Additionally, there was also a need to gather data on how these videos were disseminated across blogs; given the number of blogs, it turned out to be very difficult to do this. Ultimately, scripts which accessed Google Blog Search for a defined list of known U.S. political blogs were used to identify where such videos were referenced on these blogs (but even this only points to blog posts which link to YouTube – not posts which include video embeds). Ultimately, this generated some 14,000 posts from 10,000 blogs.

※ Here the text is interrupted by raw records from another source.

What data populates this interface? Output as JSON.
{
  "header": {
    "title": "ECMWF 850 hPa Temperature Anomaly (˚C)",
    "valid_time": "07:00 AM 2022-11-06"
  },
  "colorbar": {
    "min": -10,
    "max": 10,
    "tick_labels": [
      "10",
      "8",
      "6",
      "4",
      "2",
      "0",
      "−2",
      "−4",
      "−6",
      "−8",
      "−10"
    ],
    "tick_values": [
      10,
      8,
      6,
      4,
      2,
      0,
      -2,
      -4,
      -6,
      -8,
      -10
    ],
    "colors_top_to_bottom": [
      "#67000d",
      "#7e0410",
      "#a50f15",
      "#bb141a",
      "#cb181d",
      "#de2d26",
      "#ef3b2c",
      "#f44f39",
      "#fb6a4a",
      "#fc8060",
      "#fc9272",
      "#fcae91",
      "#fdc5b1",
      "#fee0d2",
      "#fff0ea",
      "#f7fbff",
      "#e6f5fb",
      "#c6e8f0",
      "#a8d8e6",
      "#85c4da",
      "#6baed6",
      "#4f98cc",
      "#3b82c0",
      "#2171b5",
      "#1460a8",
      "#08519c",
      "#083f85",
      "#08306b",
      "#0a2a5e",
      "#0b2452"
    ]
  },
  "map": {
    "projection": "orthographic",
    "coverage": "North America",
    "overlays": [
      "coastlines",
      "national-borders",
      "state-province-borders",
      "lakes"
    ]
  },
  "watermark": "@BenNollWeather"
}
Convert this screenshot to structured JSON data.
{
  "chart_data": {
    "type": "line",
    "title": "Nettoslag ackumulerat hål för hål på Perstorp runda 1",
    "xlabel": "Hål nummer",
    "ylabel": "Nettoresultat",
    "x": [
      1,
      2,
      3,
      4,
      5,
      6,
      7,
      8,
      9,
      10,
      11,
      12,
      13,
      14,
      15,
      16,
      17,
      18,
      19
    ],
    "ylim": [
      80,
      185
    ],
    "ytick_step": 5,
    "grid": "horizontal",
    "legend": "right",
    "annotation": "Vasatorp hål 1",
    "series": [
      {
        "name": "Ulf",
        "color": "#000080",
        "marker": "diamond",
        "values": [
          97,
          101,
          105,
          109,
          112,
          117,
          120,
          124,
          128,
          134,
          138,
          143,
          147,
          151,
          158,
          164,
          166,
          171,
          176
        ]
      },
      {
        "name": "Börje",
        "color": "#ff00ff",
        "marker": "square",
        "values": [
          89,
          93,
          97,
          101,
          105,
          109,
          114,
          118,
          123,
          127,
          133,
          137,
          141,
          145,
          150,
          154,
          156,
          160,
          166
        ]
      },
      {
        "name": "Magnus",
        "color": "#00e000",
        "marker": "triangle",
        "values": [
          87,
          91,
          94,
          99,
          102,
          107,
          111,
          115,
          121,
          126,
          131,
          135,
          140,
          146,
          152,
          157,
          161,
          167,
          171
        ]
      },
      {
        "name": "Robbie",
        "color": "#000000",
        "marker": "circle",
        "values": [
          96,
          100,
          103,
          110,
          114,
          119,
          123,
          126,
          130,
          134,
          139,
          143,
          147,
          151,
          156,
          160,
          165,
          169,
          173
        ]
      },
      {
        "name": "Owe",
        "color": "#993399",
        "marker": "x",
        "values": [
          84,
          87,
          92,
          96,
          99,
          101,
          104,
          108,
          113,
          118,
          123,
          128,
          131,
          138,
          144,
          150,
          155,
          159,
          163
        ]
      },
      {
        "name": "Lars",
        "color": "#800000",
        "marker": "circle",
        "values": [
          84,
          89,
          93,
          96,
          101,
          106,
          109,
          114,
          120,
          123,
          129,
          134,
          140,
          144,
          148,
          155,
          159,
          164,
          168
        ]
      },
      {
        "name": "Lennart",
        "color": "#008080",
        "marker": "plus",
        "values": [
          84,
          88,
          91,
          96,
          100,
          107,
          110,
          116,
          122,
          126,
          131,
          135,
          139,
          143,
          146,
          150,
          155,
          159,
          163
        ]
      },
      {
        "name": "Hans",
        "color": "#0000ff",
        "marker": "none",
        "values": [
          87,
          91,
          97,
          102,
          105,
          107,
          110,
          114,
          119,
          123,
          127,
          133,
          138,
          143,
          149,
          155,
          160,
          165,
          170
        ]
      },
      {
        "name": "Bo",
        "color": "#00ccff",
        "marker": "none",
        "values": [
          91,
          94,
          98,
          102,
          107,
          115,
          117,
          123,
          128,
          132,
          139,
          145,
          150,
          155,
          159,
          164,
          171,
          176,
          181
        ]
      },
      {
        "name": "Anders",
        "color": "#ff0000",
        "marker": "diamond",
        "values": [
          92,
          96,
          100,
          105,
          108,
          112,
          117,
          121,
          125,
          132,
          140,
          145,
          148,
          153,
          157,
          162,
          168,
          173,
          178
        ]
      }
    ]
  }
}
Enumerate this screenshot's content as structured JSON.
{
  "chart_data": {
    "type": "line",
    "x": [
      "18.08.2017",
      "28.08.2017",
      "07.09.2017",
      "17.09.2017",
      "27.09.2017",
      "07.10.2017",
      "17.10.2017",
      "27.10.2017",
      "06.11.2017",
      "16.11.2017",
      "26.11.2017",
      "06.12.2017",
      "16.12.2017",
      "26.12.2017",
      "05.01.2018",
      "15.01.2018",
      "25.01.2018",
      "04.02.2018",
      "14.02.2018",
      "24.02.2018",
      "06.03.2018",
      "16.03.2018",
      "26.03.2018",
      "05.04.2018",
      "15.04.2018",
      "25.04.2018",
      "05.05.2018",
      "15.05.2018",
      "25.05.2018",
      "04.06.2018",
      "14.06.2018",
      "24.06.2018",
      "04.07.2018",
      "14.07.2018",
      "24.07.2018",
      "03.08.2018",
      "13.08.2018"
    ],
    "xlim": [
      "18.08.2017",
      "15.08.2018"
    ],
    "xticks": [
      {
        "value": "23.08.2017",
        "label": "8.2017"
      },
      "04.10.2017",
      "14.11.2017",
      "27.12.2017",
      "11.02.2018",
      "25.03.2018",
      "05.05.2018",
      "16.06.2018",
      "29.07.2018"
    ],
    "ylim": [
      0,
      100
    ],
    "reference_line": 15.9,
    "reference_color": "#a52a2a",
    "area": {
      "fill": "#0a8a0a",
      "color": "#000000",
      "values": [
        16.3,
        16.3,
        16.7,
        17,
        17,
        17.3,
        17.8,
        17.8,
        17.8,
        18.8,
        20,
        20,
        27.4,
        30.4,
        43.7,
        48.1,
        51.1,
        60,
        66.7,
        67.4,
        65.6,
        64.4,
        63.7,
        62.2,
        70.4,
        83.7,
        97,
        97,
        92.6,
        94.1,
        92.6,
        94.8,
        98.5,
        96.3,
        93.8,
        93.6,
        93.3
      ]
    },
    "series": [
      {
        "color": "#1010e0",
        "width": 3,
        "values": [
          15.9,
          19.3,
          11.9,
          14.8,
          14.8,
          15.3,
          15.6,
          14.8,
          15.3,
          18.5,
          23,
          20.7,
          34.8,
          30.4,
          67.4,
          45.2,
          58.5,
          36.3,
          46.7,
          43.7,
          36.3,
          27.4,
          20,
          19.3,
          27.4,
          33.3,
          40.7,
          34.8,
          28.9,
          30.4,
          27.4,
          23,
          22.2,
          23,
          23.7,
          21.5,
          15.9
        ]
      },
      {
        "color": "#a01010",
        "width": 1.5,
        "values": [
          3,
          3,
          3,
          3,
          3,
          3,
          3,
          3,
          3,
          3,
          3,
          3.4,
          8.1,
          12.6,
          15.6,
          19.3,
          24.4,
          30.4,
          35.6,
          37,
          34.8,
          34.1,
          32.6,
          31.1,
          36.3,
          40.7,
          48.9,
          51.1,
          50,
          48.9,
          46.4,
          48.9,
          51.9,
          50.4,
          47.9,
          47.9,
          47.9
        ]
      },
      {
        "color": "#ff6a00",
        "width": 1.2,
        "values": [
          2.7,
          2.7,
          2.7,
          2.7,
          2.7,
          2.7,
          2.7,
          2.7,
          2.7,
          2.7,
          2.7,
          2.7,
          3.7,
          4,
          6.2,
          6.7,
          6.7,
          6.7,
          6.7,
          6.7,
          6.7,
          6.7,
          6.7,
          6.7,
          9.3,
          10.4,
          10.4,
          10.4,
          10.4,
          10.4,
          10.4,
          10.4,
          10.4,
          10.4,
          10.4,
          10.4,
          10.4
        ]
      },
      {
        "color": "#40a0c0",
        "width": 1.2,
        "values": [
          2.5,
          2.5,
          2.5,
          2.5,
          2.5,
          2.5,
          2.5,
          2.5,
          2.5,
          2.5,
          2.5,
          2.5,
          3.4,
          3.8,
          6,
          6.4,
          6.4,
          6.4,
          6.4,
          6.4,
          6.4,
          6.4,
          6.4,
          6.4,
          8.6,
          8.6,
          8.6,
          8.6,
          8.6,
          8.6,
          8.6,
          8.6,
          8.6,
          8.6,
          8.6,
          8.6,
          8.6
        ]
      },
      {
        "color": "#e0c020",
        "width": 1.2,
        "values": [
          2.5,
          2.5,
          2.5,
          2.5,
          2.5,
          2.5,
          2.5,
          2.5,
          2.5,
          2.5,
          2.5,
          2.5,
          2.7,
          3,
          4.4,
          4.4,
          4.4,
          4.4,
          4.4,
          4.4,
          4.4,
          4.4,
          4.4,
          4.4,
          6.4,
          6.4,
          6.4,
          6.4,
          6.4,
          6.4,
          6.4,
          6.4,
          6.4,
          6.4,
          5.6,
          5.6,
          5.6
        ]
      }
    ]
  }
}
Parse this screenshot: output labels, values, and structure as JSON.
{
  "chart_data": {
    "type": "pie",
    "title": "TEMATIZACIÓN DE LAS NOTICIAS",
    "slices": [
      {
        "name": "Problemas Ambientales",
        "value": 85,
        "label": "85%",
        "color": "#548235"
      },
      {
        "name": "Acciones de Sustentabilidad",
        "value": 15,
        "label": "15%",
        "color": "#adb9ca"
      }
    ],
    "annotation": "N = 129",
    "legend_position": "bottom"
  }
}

Additionally, it was also necessary to rank these blogs for popularity. Technorati rankings turned out to be insufficient; instead, the project used data from traffic tracker Compete, which still had to be further processed, however. In the end, it turned out that leading blogs were linking more frequently to viral videos than the long tail of less visited blogs.

Ultimately, what this involved process enabled was the development of the RetroV Website, which makes these data publicly available and allows users to explore the patterns of video dissemination.